House of Assembly: Wednesday, February 11, 2015

Contents

Health Review

Mr MARSHALL (Dunstan—Leader of the Opposition) (14:13): My question is to the Minister for Health. Now that the Noarlunga emergency clinicians have revealed that 20,000 current presentations at the Noarlunga emergency department could not be handled by a walk-in clinic and would have to go to the Flinders Medical Centre, can the minister assure the house that the Flinders Medical Centre could handle a 30 per cent increase in its emergency department presentations?

The SPEAKER: Before I call the Minister for Health, reading Hansard yesterday I noticed that he referred to the opposition as 'galahs' and I would ask him to withdraw and apologise.

The Hon. J.J. SNELLING (Playford—Minister for Health, Minister for Mental Health and Substance Abuse, Minister for the Arts, Minister for Health Industries) (14:14): I withdraw and apologise, sir, to the opposition. The presentations to the Noarlunga emergency department are quite clear. Of the presentations to the Noarlunga emergency department, only 13 per cent are admitted to hospital. So, 87 per cent of all the presentations—all the people who come into the Noarlunga emergency department at the moment—do not need to be admitted to hospital. They are not admitted, they are discharged. They are treated and they are discharged. That is not to say that they are not important presentations, they are just not presentations that require an admission into hospital.

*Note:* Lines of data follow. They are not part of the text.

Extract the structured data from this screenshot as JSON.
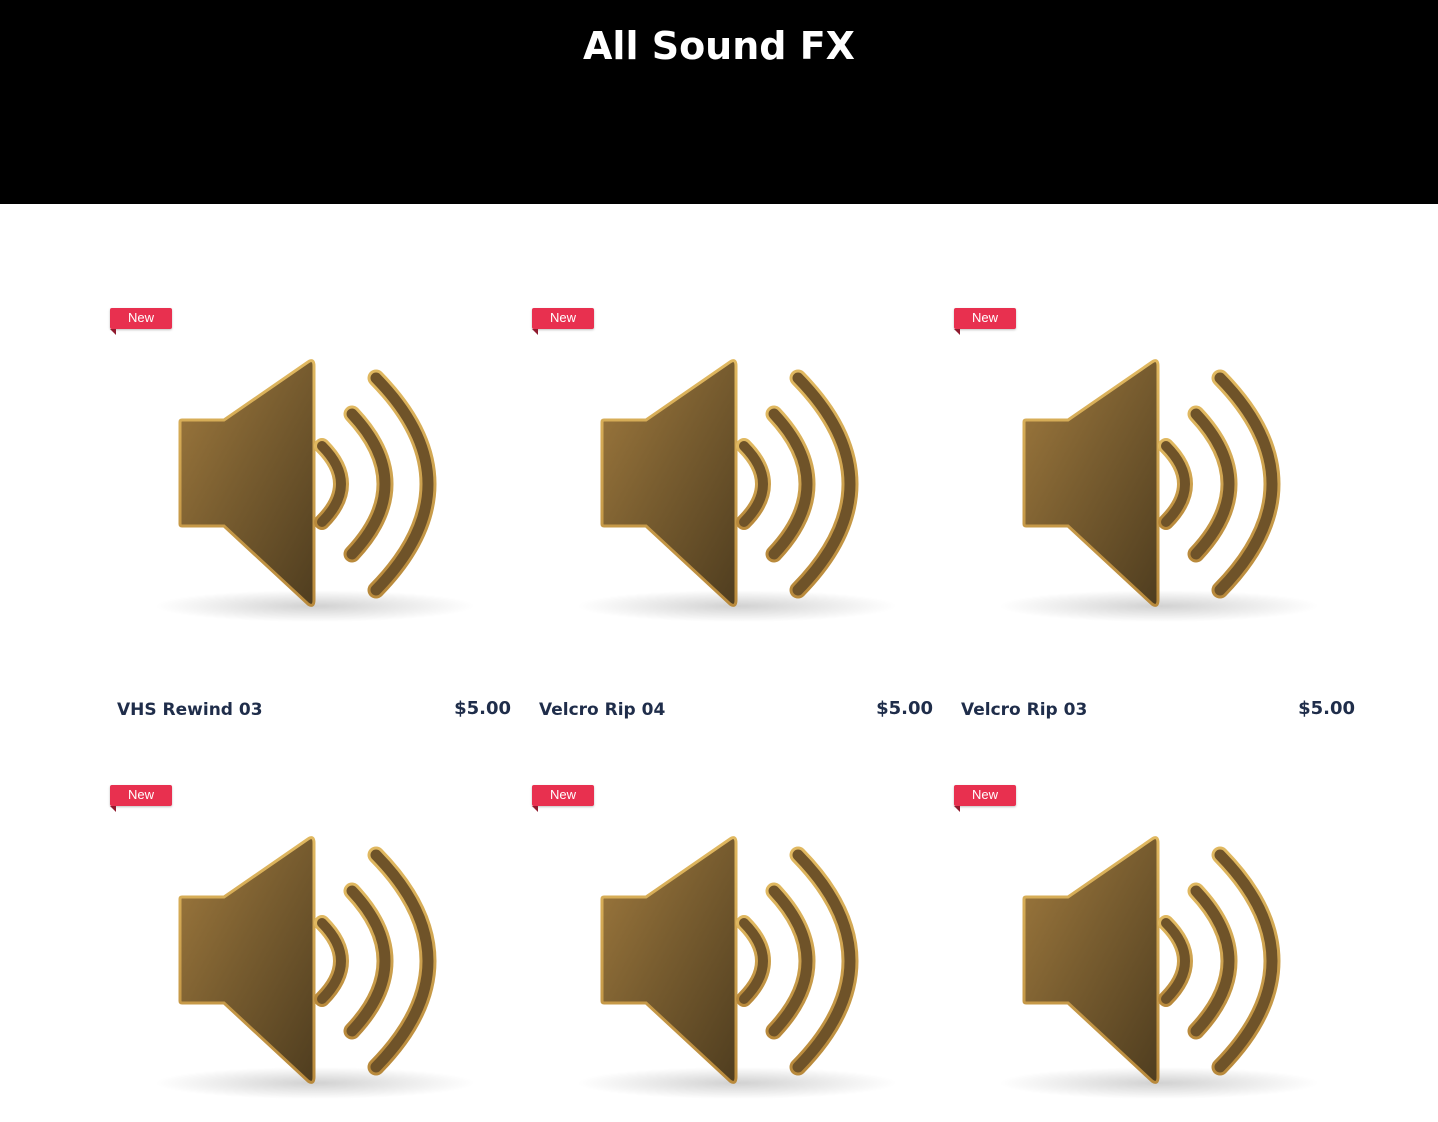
{
  "page": {
    "title": "All Sound FX"
  },
  "products": [
    {
      "badge": "New",
      "name": "VHS Rewind 03",
      "price": "$5.00",
      "image_icon": "speaker-icon"
    },
    {
      "badge": "New",
      "name": "Velcro Rip 04",
      "price": "$5.00",
      "image_icon": "speaker-icon"
    },
    {
      "badge": "New",
      "name": "Velcro Rip 03",
      "price": "$5.00",
      "image_icon": "speaker-icon"
    },
    {
      "badge": "New",
      "name": "",
      "price": "",
      "image_icon": "speaker-icon"
    },
    {
      "badge": "New",
      "name": "",
      "price": "",
      "image_icon": "speaker-icon"
    },
    {
      "badge": "New",
      "name": "",
      "price": "",
      "image_icon": "speaker-icon"
    }
  ],
  "colors": {
    "header_bg": "#000000",
    "badge_bg": "#e8304f",
    "text_dark": "#1f2d4a",
    "speaker_gold": "#8a6a35"
  }
}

Of the 13 per cent who are admitted to hospital, 7 per cent—seven of the 13, so over half of the people who are admitted to hospital—are not admitted to the Noarlunga Hospital, they are admitted to the Flinders Medical Centre, so we are talking about a very, very small number. What happens to those people—what happens to that 7 per cent—

The Hon. A. Koutsantonis: Double-handled.

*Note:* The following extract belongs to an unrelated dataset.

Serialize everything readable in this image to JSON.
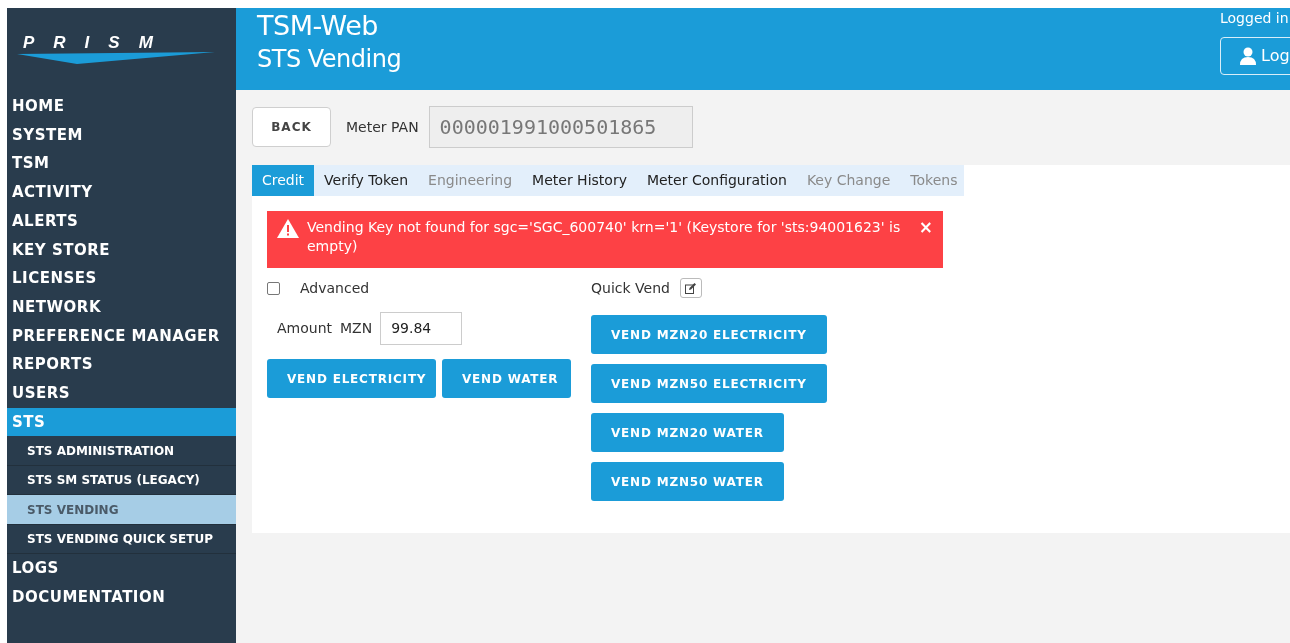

The Hon. J.J. SNELLING: As the Treasurer said, they get double-handled. They present to the Noarlunga emergency department, they are assessed, a clinician makes a decision that they need to be transferred, they go up to Flinders emergency department and they go through it all over again, and that is not acceptable treatment. That is a completely unnecessary delay in that person's treatment. Far better for those people, rather than being double-handled and rather than being delayed in the Noarlunga emergency department, that they go straight to the Flinders Medical Centre emergency department where they are going to be treated already.

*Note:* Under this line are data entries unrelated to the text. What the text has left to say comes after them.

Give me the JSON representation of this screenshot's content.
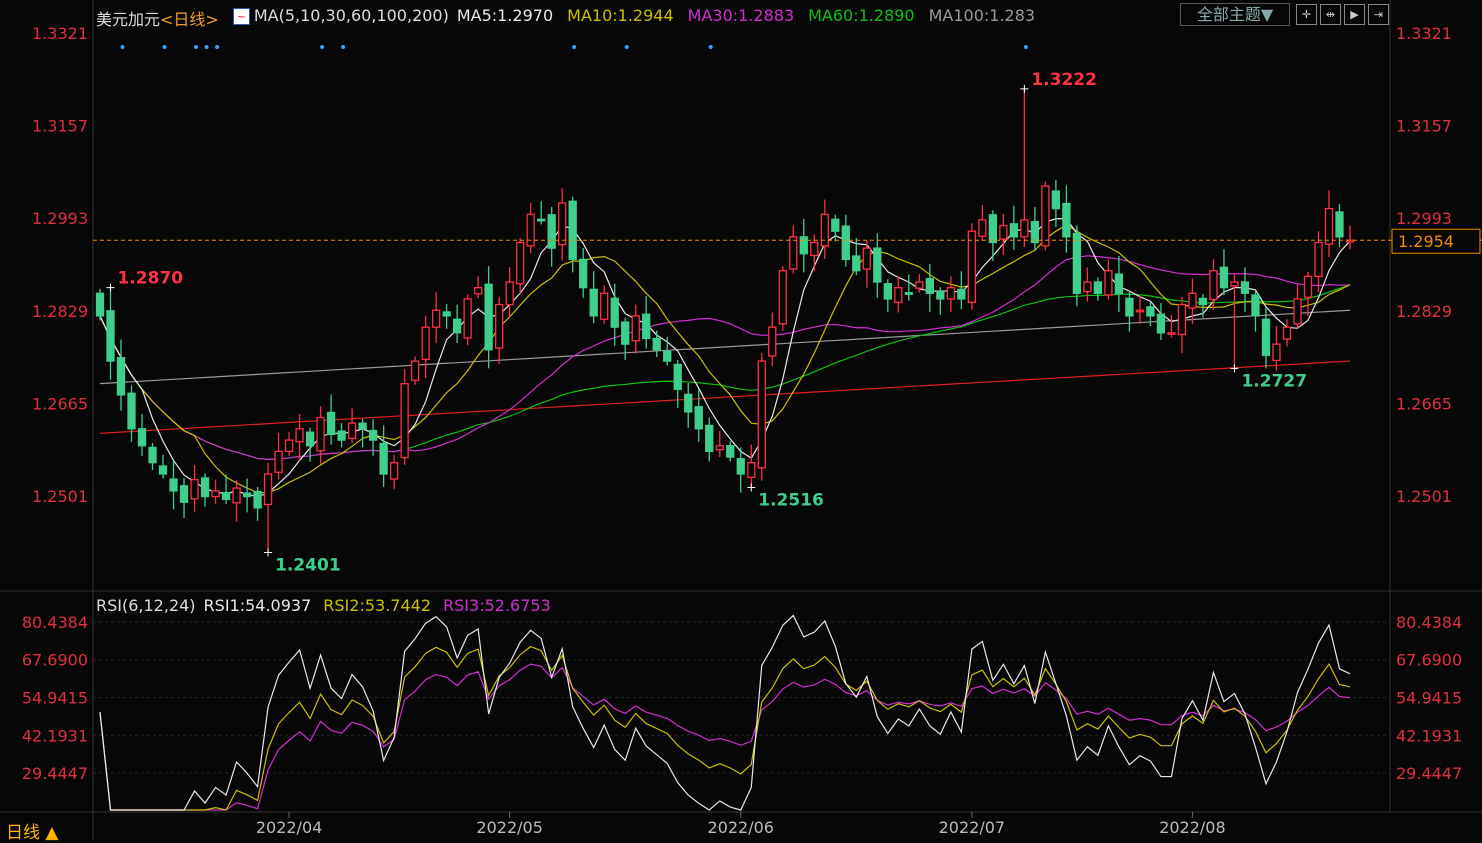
{
  "header": {
    "symbol": "美元加元",
    "period_tag": "<日线>",
    "ma_label": "MA(5,10,30,60,100,200)",
    "ma5": "MA5:1.2970",
    "ma10": "MA10:1.2944",
    "ma30": "MA30:1.2883",
    "ma60": "MA60:1.2890",
    "ma100": "MA100:1.283",
    "theme_button": "全部主题▼"
  },
  "rsi_header": {
    "label": "RSI(6,12,24)",
    "rsi1": "RSI1:54.0937",
    "rsi2": "RSI2:53.7442",
    "rsi3": "RSI3:52.6753"
  },
  "footer": {
    "period_button": "日线 ▲"
  },
  "colors": {
    "up": "#ff2d43",
    "down": "#3fcf8c",
    "ma5": "#e8e8e8",
    "ma10": "#c8c000",
    "ma30": "#d030d0",
    "ma60": "#10c010",
    "ma100": "#9a9a9a",
    "ma200": "#e02020",
    "last_price": "#f08c00"
  },
  "chart_data": [
    {
      "type": "candlestick",
      "title": "美元加元 日线",
      "y_ticks": [
        "1.3321",
        "1.3157",
        "1.2993",
        "1.2829",
        "1.2665",
        "1.2501"
      ],
      "ylim": [
        1.2401,
        1.3321
      ],
      "x_ticks": [
        {
          "label": "2022/04",
          "index": 18
        },
        {
          "label": "2022/05",
          "index": 39
        },
        {
          "label": "2022/06",
          "index": 61
        },
        {
          "label": "2022/07",
          "index": 83
        },
        {
          "label": "2022/08",
          "index": 104
        }
      ],
      "close": [
        1.282,
        1.274,
        1.268,
        1.262,
        1.259,
        1.256,
        1.254,
        1.251,
        1.249,
        1.253,
        1.25,
        1.251,
        1.2495,
        1.2515,
        1.25,
        1.248,
        1.254,
        1.258,
        1.26,
        1.262,
        1.259,
        1.264,
        1.261,
        1.26,
        1.263,
        1.262,
        1.26,
        1.254,
        1.256,
        1.27,
        1.274,
        1.28,
        1.283,
        1.282,
        1.279,
        1.285,
        1.287,
        1.276,
        1.284,
        1.288,
        1.295,
        1.3,
        1.299,
        1.294,
        1.302,
        1.292,
        1.287,
        1.282,
        1.286,
        1.28,
        1.277,
        1.282,
        1.278,
        1.276,
        1.274,
        1.269,
        1.265,
        1.262,
        1.258,
        1.259,
        1.257,
        1.254,
        1.256,
        1.274,
        1.28,
        1.29,
        1.296,
        1.293,
        1.295,
        1.3,
        1.297,
        1.292,
        1.29,
        1.294,
        1.288,
        1.285,
        1.287,
        1.286,
        1.288,
        1.286,
        1.285,
        1.287,
        1.285,
        1.297,
        1.299,
        1.295,
        1.298,
        1.296,
        1.299,
        1.295,
        1.305,
        1.301,
        1.296,
        1.286,
        1.288,
        1.286,
        1.29,
        1.286,
        1.282,
        1.283,
        1.282,
        1.279,
        1.279,
        1.284,
        1.286,
        1.284,
        1.29,
        1.287,
        1.288,
        1.286,
        1.282,
        1.275,
        1.277,
        1.28,
        1.285,
        1.289,
        1.295,
        1.301,
        1.296,
        1.2954
      ],
      "ma200_range": [
        1.2612,
        1.274
      ],
      "ma100_range": [
        1.27,
        1.283
      ],
      "annotations": [
        {
          "label": "1.2870",
          "index": 1,
          "kind": "high"
        },
        {
          "label": "1.2401",
          "index": 16,
          "kind": "low"
        },
        {
          "label": "1.2516",
          "index": 62,
          "kind": "low"
        },
        {
          "label": "1.3222",
          "index": 88,
          "kind": "high"
        },
        {
          "label": "1.2727",
          "index": 108,
          "kind": "low"
        }
      ],
      "last_price": "1.2954",
      "signal_dots": [
        1,
        5,
        8,
        9,
        10,
        20,
        22,
        44,
        49,
        57,
        87
      ]
    },
    {
      "type": "line",
      "title": "RSI(6,12,24)",
      "y_ticks": [
        "80.4384",
        "67.6900",
        "54.9415",
        "42.1931",
        "29.4447"
      ],
      "ylim": [
        29.4447,
        80.4384
      ],
      "series": [
        {
          "name": "RSI1",
          "period": 6
        },
        {
          "name": "RSI2",
          "period": 12
        },
        {
          "name": "RSI3",
          "period": 24
        }
      ]
    }
  ]
}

Of the patients who are admitted from Noarlunga, more than half are admitted into the Flinders Medical Centre and are transferred. The other 6 per cent will be a relatively small number. I think, if I recall, the director of emergency medicine in southern Adelaide estimated about six extra ambulances a day he would expect from patients who would be going straight to Flinders Medical Centre. So about six extra ambulances a day. I am very confident that Flinders Medical Centre is going to be able to deal with those six extra ambulances a day. That is not to say that we still do not have a lot of work to do. Of course we need to make sure that patients are flowing better through all of our emergency departments, and that will be done and that is what we are addressing in these reforms.

Members interjecting:

Mr MARSHALL: Supplementary, sir.

The SPEAKER: Before you ask the supplementary, I call the member for Heysen and the deputy leader to order. The leader.